Somehow this high drama, telecast before the Legco vote on Beijing’s formula for universal suffrage, failed to raise panic or alarm across much of the citizenry who went about their daily routines unfazed.
According to officers of the Organized Crime & Triad Bureau, the conspirators had downloaded explosives formulas from the internet, acquired chemicals and Guy Fawkes masks. They also allegedly stored a dozen air rifles. The 21-34 year old plotters networked actively on Facebook and emails. They include a post-secondary student, teaching assistant, construction hand, technician plus unspecified others.
Loss of faith and trust
The alleged conspirators were said to have advocated bombing Legco and the China Liaison Office. Both institutions are seen as unwelcome mainland tools by the city’s growing nativist sentiment. Unlike the United Front bombers of 1967 who targeted children and the general public, the 10 nativists clearly identified their institutional villains.
For two decades Beijing has evaded its promise in the Basic Law for Hong Kong to elect its Chief Executive and Legislature through popular mandate. In 2014 the National People’s Congress Standing Committee [NPCSC] set an electoral formula through pre-selection of CE candidates via a stacked electoral college.

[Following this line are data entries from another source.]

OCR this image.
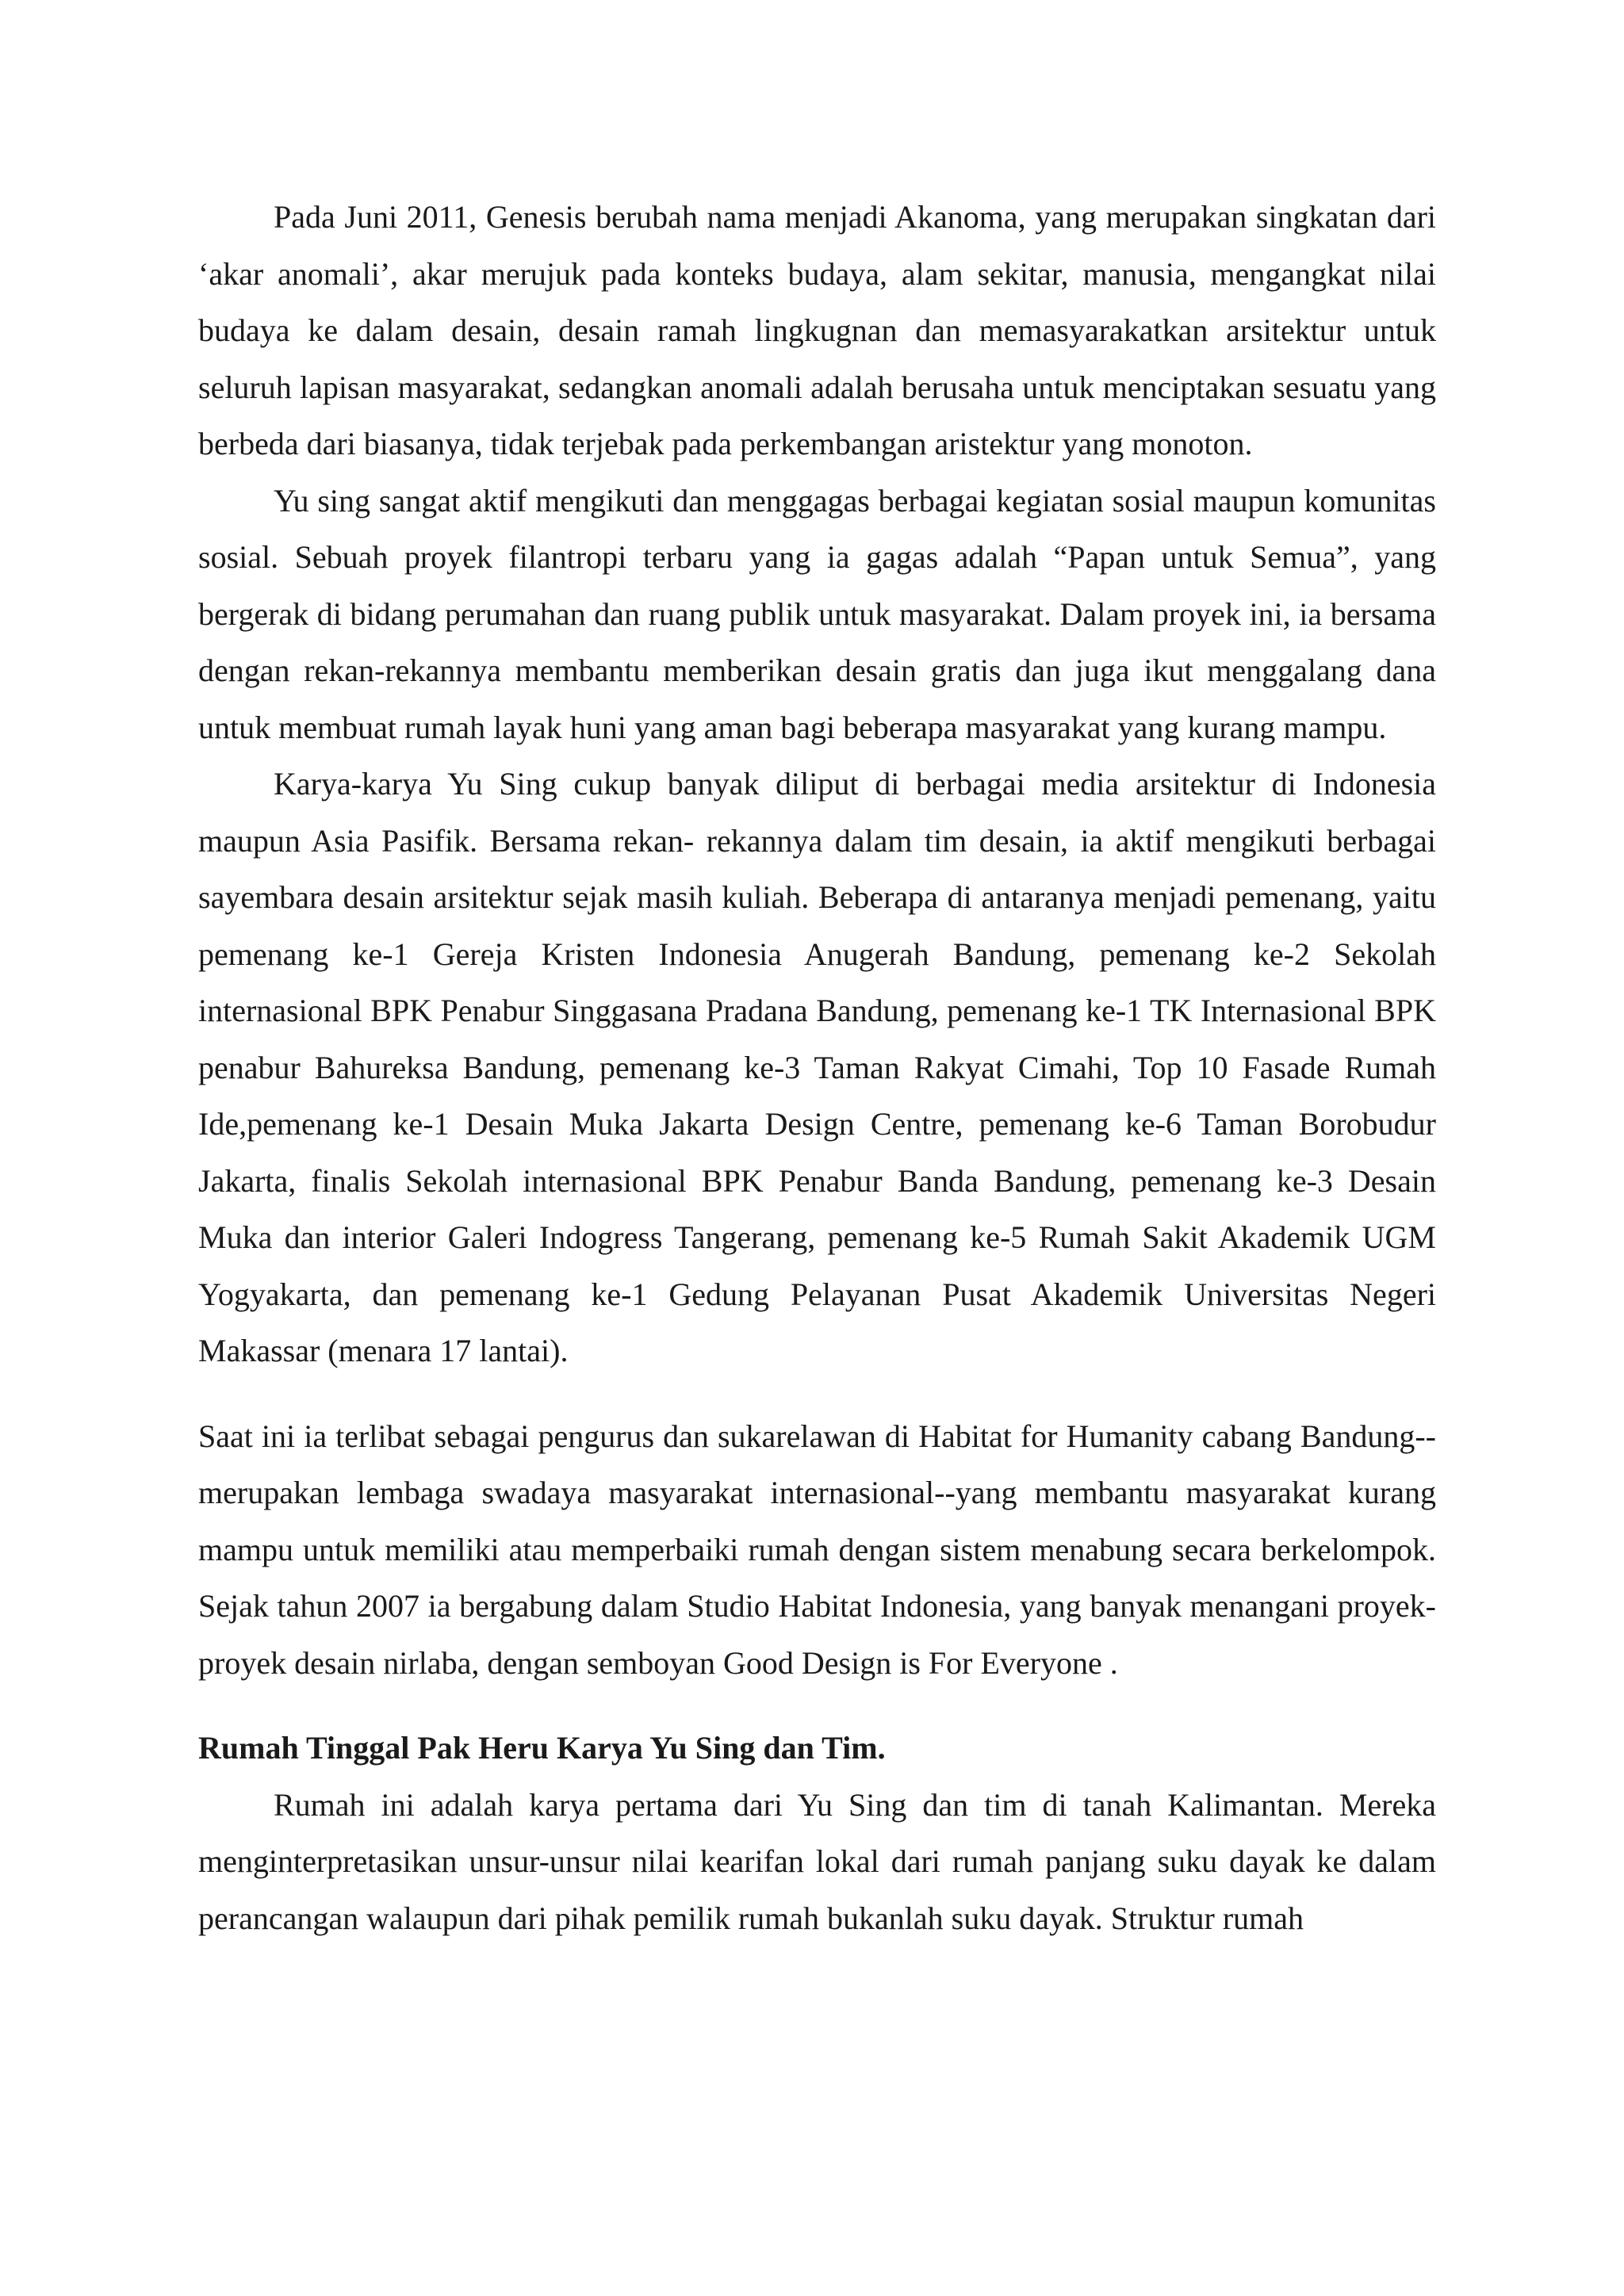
Pada Juni 2011, Genesis berubah nama menjadi Akanoma, yang merupakan singkatan dari ‘akar anomali’, akar merujuk pada konteks budaya, alam sekitar, manusia, mengangkat nilai budaya ke dalam desain, desain ramah lingkugnan dan memasyarakatkan arsitektur untuk seluruh lapisan masyarakat, sedangkan anomali adalah berusaha untuk menciptakan sesuatu yang berbeda dari biasanya, tidak terjebak pada perkembangan aristektur yang monoton.

Yu sing sangat aktif mengikuti dan menggagas berbagai kegiatan sosial maupun komunitas sosial. Sebuah proyek filantropi terbaru yang ia gagas adalah “Papan untuk Semua”, yang bergerak di bidang perumahan dan ruang publik untuk masyarakat. Dalam proyek ini, ia bersama dengan rekan-rekannya membantu memberikan desain gratis dan juga ikut menggalang dana untuk membuat rumah layak huni yang aman bagi beberapa masyarakat yang kurang mampu.

Karya-karya Yu Sing cukup banyak diliput di berbagai media arsitektur di Indonesia maupun Asia Pasifik. Bersama rekan- rekannya dalam tim desain, ia aktif mengikuti berbagai sayembara desain arsitektur sejak masih kuliah. Beberapa di antaranya menjadi pemenang, yaitu pemenang ke-1 Gereja Kristen Indonesia Anugerah Bandung, pemenang ke-2 Sekolah internasional BPK Penabur Singgasana Pradana Bandung, pemenang ke-1 TK Internasional BPK penabur Bahureksa Bandung, pemenang ke-3 Taman Rakyat Cimahi, Top 10 Fasade Rumah Ide,pemenang ke-1 Desain Muka Jakarta Design Centre, pemenang ke-6 Taman Borobudur Jakarta, finalis Sekolah internasional BPK Penabur Banda Bandung, pemenang ke-3 Desain Muka dan interior Galeri Indogress Tangerang, pemenang ke-5 Rumah Sakit Akademik UGM Yogyakarta, dan pemenang ke-1 Gedung Pelayanan Pusat Akademik Universitas Negeri Makassar (menara 17 lantai).

Saat ini ia terlibat sebagai pengurus dan sukarelawan di Habitat for Humanity cabang Bandung--merupakan lembaga swadaya masyarakat internasional--yang membantu masyarakat kurang mampu untuk memiliki atau memperbaiki rumah dengan sistem menabung secara berkelompok. Sejak tahun 2007 ia bergabung dalam Studio Habitat Indonesia, yang banyak menangani proyek-proyek desain nirlaba, dengan semboyan Good Design is For Everyone .

Rumah Tinggal Pak Heru Karya Yu Sing dan Tim.

Rumah ini adalah karya pertama dari Yu Sing dan tim di tanah Kalimantan. Mereka menginterpretasikan unsur-unsur nilai kearifan lokal dari rumah panjang suku dayak ke dalam perancangan walaupun dari pihak pemilik rumah bukanlah suku dayak. Struktur rumah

The Selection Committee of Beijing-anointed rubber-stampers would pick two or three Chief Executive candidates. The voting public of 5 million could then choose from that line-up. That is the universal suffrage for Hong Kong. The society feels betrayed. They have lost faith and trust in the national and local governments.
Rise of ‘Nativism’
One phenomenon unanticipated by the National government, the China Liaison Office and pro-Beijing partisans in Hong Kong, has been youthful rejection of the entire status-quo. This demographic with little or no experience of British Hong Kong, feels there is no future ahead and is angry that the government has failed to address local livelihood issues of housing, health, education and facilities for the elderly. They do not care what happens on the mainland. They increasingly identify themselves as Hong Kong citizens, not Chinese.